Bieber made his little exercise in elocution after police removed him from a Lamborghini he’d allegedly been speeding in. (Yes, he was in a Lamborghini.) As pretty boy repeatedly declined to followed the officer’s requests, he is alleged to have made this string of remarks:

“Why did you stop me? … Why the —— are you doing this? … What the —— did I do? Why did you stop me? … I ain’t got no ——ing weapons. Why do you have to search me? What the —— is this about? … What the —— are you doing?”

“I ain’t got no weapons!” Ooo, gansta for real, y’all. I tell you, I was never afraid of Beiber’s 9 mm Browning; I was just afraid of his music.

I guess this guy is capable of memorizing song lyrics. Maybe his agent can persuade him to memorize these two words: “Yes, officer.”

 

Experimental Nostalgia

The Wire is a British magazine that does a good job of covering experimental music and art. Because the dollar is so weak against the pound, it’d cost you a couple of million bucks to get a copy of The Wire here.

Fortunately the ingenious Intraweb allows us to look at some of the mag online. A recent Wire story by experimental music enthusiast David Grubb (“Collateral Damage: David Grubb on 1960s recordings”) revealed a fascinating perspective on how little a true experimental music freak might have been invested in vinyl records back in the day.

Said Grubbs, “LPs or 45s or whatever were so removed from my worldview in the early 60s that they were almost irrelevant … in 1965, I can’t even tell you who would have been making a record.”

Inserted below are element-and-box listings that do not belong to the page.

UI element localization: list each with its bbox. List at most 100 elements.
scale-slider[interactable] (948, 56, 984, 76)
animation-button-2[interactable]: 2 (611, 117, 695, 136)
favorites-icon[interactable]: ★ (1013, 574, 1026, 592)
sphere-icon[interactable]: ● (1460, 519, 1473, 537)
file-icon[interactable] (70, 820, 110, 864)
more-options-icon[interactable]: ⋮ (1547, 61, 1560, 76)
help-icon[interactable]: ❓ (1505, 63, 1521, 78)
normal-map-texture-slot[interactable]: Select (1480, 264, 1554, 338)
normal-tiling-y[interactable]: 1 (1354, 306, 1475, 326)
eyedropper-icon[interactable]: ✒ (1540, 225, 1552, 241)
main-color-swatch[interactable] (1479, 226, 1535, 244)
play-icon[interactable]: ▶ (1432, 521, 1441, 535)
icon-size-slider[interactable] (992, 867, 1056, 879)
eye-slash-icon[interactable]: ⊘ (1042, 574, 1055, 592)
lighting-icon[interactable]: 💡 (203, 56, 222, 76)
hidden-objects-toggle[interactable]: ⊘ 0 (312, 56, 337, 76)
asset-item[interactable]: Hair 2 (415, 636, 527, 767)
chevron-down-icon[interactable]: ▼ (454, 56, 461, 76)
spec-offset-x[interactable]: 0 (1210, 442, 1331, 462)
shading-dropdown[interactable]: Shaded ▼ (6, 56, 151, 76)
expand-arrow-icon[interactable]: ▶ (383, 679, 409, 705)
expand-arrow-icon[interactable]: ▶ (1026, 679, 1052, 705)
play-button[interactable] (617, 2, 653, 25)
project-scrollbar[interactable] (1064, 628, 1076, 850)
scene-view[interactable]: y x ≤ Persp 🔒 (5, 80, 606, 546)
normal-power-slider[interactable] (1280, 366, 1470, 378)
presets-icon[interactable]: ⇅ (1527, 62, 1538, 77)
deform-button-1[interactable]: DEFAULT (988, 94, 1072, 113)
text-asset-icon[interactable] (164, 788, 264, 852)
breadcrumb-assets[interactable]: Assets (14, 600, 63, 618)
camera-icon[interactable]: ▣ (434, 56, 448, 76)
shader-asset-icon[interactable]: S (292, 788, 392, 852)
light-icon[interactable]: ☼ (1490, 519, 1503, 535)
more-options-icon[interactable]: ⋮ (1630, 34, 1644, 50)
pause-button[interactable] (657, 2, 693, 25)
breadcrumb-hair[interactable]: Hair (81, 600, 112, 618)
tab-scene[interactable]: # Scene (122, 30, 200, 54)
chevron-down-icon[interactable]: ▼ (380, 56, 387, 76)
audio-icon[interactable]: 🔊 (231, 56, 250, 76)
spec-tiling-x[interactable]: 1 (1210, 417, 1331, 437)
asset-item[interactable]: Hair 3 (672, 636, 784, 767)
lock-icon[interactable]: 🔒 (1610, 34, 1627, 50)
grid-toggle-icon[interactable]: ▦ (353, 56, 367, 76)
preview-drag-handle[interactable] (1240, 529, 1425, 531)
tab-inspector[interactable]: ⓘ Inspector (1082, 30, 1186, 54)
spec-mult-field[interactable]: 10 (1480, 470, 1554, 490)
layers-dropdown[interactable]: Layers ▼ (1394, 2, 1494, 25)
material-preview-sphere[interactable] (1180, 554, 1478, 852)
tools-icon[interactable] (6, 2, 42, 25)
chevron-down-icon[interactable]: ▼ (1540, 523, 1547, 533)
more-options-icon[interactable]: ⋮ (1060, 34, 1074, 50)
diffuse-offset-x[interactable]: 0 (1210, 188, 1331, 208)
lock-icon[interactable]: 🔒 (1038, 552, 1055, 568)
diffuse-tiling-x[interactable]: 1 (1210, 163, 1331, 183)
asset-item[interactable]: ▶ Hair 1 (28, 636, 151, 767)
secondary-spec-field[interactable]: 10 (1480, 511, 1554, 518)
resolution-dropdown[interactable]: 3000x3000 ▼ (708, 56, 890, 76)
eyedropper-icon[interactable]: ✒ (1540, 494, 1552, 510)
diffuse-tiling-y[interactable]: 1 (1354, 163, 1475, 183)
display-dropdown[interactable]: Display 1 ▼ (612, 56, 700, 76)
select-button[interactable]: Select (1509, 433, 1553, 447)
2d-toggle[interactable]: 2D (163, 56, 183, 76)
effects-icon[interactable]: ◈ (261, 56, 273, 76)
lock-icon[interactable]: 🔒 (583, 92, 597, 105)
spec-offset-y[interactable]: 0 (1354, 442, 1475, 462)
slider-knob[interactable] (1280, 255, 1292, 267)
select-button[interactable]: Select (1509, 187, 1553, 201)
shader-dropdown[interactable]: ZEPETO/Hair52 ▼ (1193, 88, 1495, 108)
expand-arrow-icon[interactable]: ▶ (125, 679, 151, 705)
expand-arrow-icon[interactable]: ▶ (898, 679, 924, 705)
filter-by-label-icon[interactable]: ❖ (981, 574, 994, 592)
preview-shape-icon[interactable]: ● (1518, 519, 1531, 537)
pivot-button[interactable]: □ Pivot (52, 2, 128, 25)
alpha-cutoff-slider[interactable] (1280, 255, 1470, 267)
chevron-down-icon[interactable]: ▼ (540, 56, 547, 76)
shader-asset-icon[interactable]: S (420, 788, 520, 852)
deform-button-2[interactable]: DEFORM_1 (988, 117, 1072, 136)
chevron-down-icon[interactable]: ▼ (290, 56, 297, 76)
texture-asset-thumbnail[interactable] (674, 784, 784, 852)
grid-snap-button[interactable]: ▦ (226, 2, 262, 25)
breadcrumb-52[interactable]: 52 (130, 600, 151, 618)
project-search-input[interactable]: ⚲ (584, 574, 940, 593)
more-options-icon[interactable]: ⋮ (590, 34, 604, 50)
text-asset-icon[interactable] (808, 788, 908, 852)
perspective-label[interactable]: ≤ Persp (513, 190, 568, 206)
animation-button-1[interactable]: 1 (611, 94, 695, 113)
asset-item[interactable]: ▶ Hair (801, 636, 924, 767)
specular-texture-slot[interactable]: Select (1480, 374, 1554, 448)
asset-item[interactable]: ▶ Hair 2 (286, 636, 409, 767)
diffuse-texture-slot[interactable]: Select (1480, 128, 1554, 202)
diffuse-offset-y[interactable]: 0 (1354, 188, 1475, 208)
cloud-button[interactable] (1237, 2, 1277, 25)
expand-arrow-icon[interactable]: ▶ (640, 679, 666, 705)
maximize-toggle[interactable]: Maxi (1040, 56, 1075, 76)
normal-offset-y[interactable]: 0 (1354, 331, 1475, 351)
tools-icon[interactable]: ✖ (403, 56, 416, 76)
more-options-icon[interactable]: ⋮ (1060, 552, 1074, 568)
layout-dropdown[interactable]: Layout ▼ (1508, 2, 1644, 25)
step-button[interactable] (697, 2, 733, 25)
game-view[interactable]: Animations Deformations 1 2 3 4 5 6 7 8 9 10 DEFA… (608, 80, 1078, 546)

I was only 8 in 1965, and wasn’t listening to anything more adventurous than Peter, Paul and Mary, The New Christy Minstrels and Frank Sinatra’s recording of “Night and Day.” But even at that age, I already felt that vinyl records were vastly important to me and other young people.

Grubbs notes that by the end of the 1960s, only one Pauline Oliveros composition had been recorded for public release, and that was a single cut on a Columbia records compilation called Music of Our Time.

I admit I had no experience whatsoever of experimental music in the 1960s (unless you consider such Beatles cuts as “I Am The Walrus” and “Revolution No. 9” experimental music).

By the early 1970s, I was able to check out a series of vinyl compilations of experimental classical music released by RCA and catalogued at the Chattanooga Public Library. Like the Columbia collections, these RCA records contained single, short pieces by such composers as Xenakis and Stockhausen. I took them home and listened to them, but was too young to get anything out of them. Of course, my parents described them as “just noise.”

By the time I made it to graduate school in 1979, there was little room to complain about experimental music releases. Especially tantalizing was Nonesuch’s many full albums of work by such composers as John Cage, Krzysztof Penderecki and the aforemention Xenakis and Stockhausen. Nonesuch also took a chance with lesser known experimentalists, recording long pieces by Americans William Bolcom and Kenneth Gaburo (who worked for a while at McNeese and wrote the school’s song). These Nonesuch albums were priced at $3.99 or $4.99. That was list price.

I often look back with fond nostalgia at those miraculous Nonesuch days. But I have to admit, the Nonesuch offerings really don’t match up to what you can hear now on Ubuweb, Spotify or Last-FM.

Grubb points out that in the digital age, one can buy a full 12-CD set of Oliveros’ music (Reverberations, released in 2012; Oliveros, a Houston native, was 80 when this landmark release took place).

Grubb’s new book The Landscape: John Cage, The Sixties, And Sound Recording will be published by Duke University Press next month. Readers should know it’s definitely on my wish list. Sound adventurers may also want to check out such The Wire books as Source: Music of the Avant Garde: 1966-1973, ed. by Larry Austin; Noise/Music: A History by Paul Hegarty; and Fear of Music: Why People Get Rothko But Don’t Get Stockhausen by David Stubbs.